Upon studying Discrete Time Fourier Transforms (DTFT), I got interested in studying the sum: $$\sum_{n=0}^{\infty} e^{-j\omega n}$$
Considering values of $\omega$ that are of the form: $2\pi \cdot r$, where $r$ is a rational number.

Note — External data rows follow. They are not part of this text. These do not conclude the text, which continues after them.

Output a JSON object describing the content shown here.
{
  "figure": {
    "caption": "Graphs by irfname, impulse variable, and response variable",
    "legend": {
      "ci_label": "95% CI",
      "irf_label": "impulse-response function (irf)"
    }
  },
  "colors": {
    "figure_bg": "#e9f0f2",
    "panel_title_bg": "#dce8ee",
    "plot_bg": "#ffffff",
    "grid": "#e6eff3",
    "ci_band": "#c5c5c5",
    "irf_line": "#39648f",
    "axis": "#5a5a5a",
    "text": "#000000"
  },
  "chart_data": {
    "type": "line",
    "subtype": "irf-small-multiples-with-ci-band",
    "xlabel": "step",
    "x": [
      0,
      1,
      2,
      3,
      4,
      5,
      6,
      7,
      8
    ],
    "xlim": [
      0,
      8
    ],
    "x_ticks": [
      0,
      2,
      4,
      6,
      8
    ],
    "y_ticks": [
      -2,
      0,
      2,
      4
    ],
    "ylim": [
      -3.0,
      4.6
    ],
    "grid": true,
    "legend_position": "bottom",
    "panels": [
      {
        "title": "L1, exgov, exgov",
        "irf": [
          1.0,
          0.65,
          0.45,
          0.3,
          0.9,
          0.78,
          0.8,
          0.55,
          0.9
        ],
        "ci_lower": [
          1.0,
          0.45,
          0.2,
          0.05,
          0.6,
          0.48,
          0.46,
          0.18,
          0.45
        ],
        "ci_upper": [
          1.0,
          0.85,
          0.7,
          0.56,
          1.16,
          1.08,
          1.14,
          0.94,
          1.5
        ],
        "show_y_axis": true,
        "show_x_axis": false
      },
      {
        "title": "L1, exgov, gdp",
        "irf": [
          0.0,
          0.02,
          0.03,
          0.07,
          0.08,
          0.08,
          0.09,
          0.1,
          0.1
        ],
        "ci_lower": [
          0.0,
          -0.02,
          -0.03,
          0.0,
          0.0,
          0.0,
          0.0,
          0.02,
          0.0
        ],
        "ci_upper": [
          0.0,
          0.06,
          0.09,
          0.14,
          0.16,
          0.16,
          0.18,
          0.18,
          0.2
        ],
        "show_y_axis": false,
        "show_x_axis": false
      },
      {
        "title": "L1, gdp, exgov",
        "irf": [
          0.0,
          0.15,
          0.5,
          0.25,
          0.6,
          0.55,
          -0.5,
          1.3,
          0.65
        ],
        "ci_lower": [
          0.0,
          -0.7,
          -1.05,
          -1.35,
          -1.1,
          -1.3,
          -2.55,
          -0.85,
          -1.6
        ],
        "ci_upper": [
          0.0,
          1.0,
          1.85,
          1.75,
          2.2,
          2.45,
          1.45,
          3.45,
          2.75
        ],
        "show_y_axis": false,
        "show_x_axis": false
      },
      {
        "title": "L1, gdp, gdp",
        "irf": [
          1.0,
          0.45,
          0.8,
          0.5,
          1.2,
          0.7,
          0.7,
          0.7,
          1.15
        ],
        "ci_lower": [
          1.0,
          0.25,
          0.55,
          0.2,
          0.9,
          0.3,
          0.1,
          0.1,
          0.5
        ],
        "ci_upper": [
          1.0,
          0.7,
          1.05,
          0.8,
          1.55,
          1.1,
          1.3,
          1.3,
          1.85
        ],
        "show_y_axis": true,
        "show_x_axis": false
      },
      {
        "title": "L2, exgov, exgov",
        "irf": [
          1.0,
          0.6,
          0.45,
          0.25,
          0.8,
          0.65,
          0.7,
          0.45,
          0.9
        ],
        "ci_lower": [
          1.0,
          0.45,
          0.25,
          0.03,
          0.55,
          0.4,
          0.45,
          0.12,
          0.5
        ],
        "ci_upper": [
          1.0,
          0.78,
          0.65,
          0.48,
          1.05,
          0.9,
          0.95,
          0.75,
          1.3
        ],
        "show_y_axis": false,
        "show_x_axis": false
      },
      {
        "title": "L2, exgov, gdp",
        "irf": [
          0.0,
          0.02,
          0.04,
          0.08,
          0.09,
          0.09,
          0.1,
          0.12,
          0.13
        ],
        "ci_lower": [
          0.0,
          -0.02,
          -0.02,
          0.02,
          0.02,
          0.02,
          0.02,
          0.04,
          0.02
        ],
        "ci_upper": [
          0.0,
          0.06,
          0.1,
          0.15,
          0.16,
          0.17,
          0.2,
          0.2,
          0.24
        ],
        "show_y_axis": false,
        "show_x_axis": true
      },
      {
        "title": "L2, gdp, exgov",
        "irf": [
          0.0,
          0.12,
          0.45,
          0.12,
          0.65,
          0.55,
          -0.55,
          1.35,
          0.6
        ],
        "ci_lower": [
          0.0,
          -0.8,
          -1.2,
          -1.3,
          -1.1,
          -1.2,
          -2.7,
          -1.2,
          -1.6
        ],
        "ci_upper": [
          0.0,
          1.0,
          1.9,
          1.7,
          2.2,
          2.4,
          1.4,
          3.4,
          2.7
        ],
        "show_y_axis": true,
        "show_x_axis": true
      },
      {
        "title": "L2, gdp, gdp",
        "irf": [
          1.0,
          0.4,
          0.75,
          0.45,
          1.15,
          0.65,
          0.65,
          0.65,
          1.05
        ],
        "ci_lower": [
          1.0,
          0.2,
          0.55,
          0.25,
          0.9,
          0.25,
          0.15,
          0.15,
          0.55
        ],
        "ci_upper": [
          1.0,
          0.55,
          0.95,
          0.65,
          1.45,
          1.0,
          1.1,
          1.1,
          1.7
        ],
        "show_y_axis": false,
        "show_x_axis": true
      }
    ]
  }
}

Since $r$ is rational, i.e. $r = \frac{a}{b}$ where $a$ & $b$ are integers, we have: $$ \sum_{n=0}^{b-1} e^{-j2\pi \cdot \frac{a}{b} \cdot n} = 0$$ (Simple extension of the well known sum of roots of unity identity)
Then: $$\sum_{n=0}^{\infty} e^{-j2\pi \cdot \frac{a}{b} \cdot n} = \sum_{k=0}^{\infty} \sum_{n=kb}^{(k+1)b - 1} e^{-j2\pi \cdot \frac{a}{b} \cdot n} = \sum_{k=0}^{\infty} \ 0 = 0$$
However this is contrary to the well-known criterion of convergence of a geometric series of infinite terms $\sum_{n=0}^{\infty} a^n$, which requires $|a| < 1$.
Am I doing something wrong?
You can regroup terms like you do only if you have absolute convergence.
Here is a simpler example to understand what goes wrong :
Clearly, $\displaystyle\sum_{n\geq 0}(-1)^n$ diverges (the partial sums are alternatively $1$ and $0$).
Now $$\sum_{m\geq 0}((-1)^m+(-1)^{m+1})=\sum_{m\geq 0}0=0,$$ so if you regroup terms, you have a convergent series.